La situazione a Bagnone
Il sottosegretario alla Presidenza della Regione Toscana Bernard Dika ha raggiunto Bagnone per verificare i danni provocati dalle precipitazioni. Nella giornata di venerdì sono caduti fino a 336 millimetri di pioggia in due ore, con conseguenze particolarmente pesanti sulla rete viaria e sui collegamenti locali.

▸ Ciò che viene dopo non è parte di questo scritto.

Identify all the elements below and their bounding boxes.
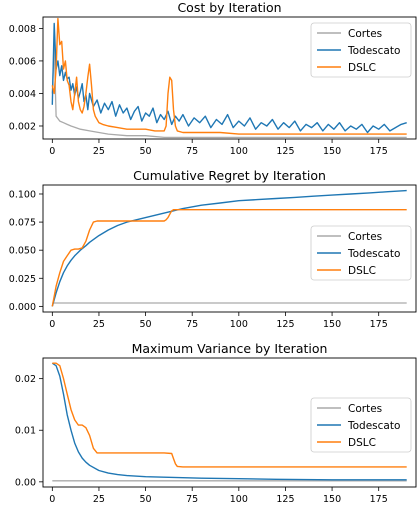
- series-line-cortes: [51, 44, 407, 139]
- legend-box: [310, 225, 412, 281]
- y-tick-label: 0.025: [9, 274, 36, 285]
- axes-frame: [42, 184, 417, 313]
- x-tick-label: 0: [49, 494, 55, 505]
- legend-label: Cortes: [348, 403, 382, 415]
- series-line-dslc: [51, 17, 407, 135]
- x-tick-label: 25: [93, 319, 105, 330]
- axes-frame: [42, 16, 417, 140]
- chart-panel-2: Cumulative Regret by Iteration 0 25 50 75 100…: [9, 168, 417, 330]
- x-tick-label: 125: [276, 319, 294, 330]
- y-tick-label: 0.075: [9, 218, 36, 229]
- x-tick-label: 75: [186, 319, 198, 330]
- x-tick-label: 50: [140, 319, 152, 330]
- chart-title: Cumulative Regret by Iteration: [133, 168, 326, 183]
- y-tick-label: 0.050: [9, 246, 36, 257]
- y-tick-label: 0.006: [9, 56, 36, 67]
- chart-title: Maximum Variance by Iteration: [132, 341, 328, 356]
- x-tick-label: 150: [323, 146, 341, 157]
- x-tick-label: 75: [186, 494, 198, 505]
- x-tick-label: 150: [323, 319, 341, 330]
- legend-label: Todescato: [347, 420, 400, 432]
- x-tick-label: 175: [370, 146, 388, 157]
- x-tick-label: 50: [140, 494, 152, 505]
- y-tick-label: 0.000: [9, 302, 36, 313]
- axes-frame: [42, 357, 417, 488]
- x-tick-label: 25: [93, 494, 105, 505]
- series-line-todescato: [51, 362, 407, 481]
- x-tick-label: 100: [230, 319, 248, 330]
- legend-label: DSLC: [348, 437, 376, 449]
- legend-label: DSLC: [348, 265, 376, 277]
- x-tick-label: 100: [230, 146, 248, 157]
- y-tick-label: 0.02: [15, 374, 36, 385]
- legend-label: Cortes: [348, 28, 382, 40]
- series-lines: [51, 189, 407, 307]
- x-tick-label: 175: [370, 494, 388, 505]
- y-tick-label: 0.008: [9, 24, 36, 35]
- series-line-todescato: [51, 189, 407, 307]
- legend-box: [310, 397, 412, 453]
- x-tick-label: 50: [140, 146, 152, 157]
- x-tick-label: 25: [93, 146, 105, 157]
- chart-title: Cost by Iteration: [177, 0, 281, 15]
- legend: Cortes Todescato DSLC: [310, 22, 412, 78]
- y-tick-label: 0.002: [9, 121, 36, 132]
- chart-panel-1: Cost by Iteration 0 25 50 75 100 125 150 175 0.00…: [9, 0, 417, 157]
- x-tick-label: 125: [276, 146, 294, 157]
- x-tick-label: 125: [276, 494, 294, 505]
- x-tick-label: 175: [370, 319, 388, 330]
- legend-label: Todescato: [347, 248, 400, 260]
- x-tick-label: 0: [49, 319, 55, 330]
- series-lines: [51, 17, 407, 139]
- legend: Cortes Todescato DSLC: [310, 397, 412, 453]
- y-tick-label: 0.004: [9, 89, 36, 100]
- chart-panel-3: Maximum Variance by Iteration 0 25 50 75 100 1…: [15, 341, 417, 505]
- legend-label: Todescato: [347, 45, 400, 57]
- y-tick-label: 0.100: [9, 189, 36, 200]
- legend-box: [310, 22, 412, 78]
- series-line-dslc: [52, 362, 407, 468]
- legend-label: DSLC: [348, 62, 376, 74]
- y-tick-label: 0.01: [15, 426, 36, 437]
- series-lines: [51, 362, 407, 482]
- x-tick-label: 150: [323, 494, 341, 505]
- y-tick-label: 0.00: [15, 477, 36, 488]
- series-line-dslc: [51, 208, 407, 307]
- x-tick-label: 75: [186, 146, 198, 157]
- x-tick-label: 100: [230, 494, 248, 505]
- legend: Cortes Todescato DSLC: [310, 225, 412, 281]
- legend-label: Cortes: [348, 231, 382, 243]
- x-tick-label: 0: [49, 146, 55, 157]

Insieme al sindaco Giovanni Guastalli, al presidente della Quarta Commissione Ambiente del Consiglio regionale Gianni Lorenzetti e ai tecnici della Protezione civile, Dika ha esaminato la situazione del comune. Le frane hanno compromesso circa l’80 per cento della viabilità locale, rendendo difficili gli spostamenti e isolando alcune frazioni.
Tra le criticità più rilevanti figura l’isolamento della frazione di Collesino Nolano. Sono inoltre interrotte le Strade Provinciali 67 e 21, mentre un tratto di via Castello, affacciato sul torrente Mangiola, è parzialmente crollato. I danni hanno interessato anche le tubazioni e la presa dell’acquedotto: per garantire l’approvvigionamento potabile si sta procedendo con la realizzazione di bypass d’emergenza.
La richiesta di emergenza
Nel corso della riunione con i sindaci ad Aulla, Dika ha assicurato l’impegno della Regione per accelerare la ricognizione dei danni e l’assegnazione delle risorse. Le priorità indicate riguardano il ripristino dei collegamenti stradali, delle comunicazioni e dei servizi essenziali, oltre alla messa in sicurezza delle aree colpite.
Il presidente della Provincia Roberto Valettini, d’intesa con la presidenza dell’Unione dei Comuni e per conto dei sindaci lunigianesi, ha inviato una richiesta formale al presidente della Regione Eugenio Giani, alla Direzione Difesa del Suolo, al Prefetto e al Ministero per la Protezione Civile. L’obiettivo è ottenere il riconoscimento dell’eccezionalità dell’evento e la dichiarazione dello stato di emergenza regionale, con possibile rilievo nazionale se i fabbisogni lo renderanno necessario.
Valettini ha sottolineato che l’estensione dei comuni montani e la fragilità delle infrastrutture rendono insufficiente il ricorso alle sole risorse ordinarie dei bilanci locali. La richiesta istituzionale punta quindi a sostenere gli interventi necessari per la ricostruzione e per garantire la sicurezza dei residenti nelle zone maggiormente danneggiate.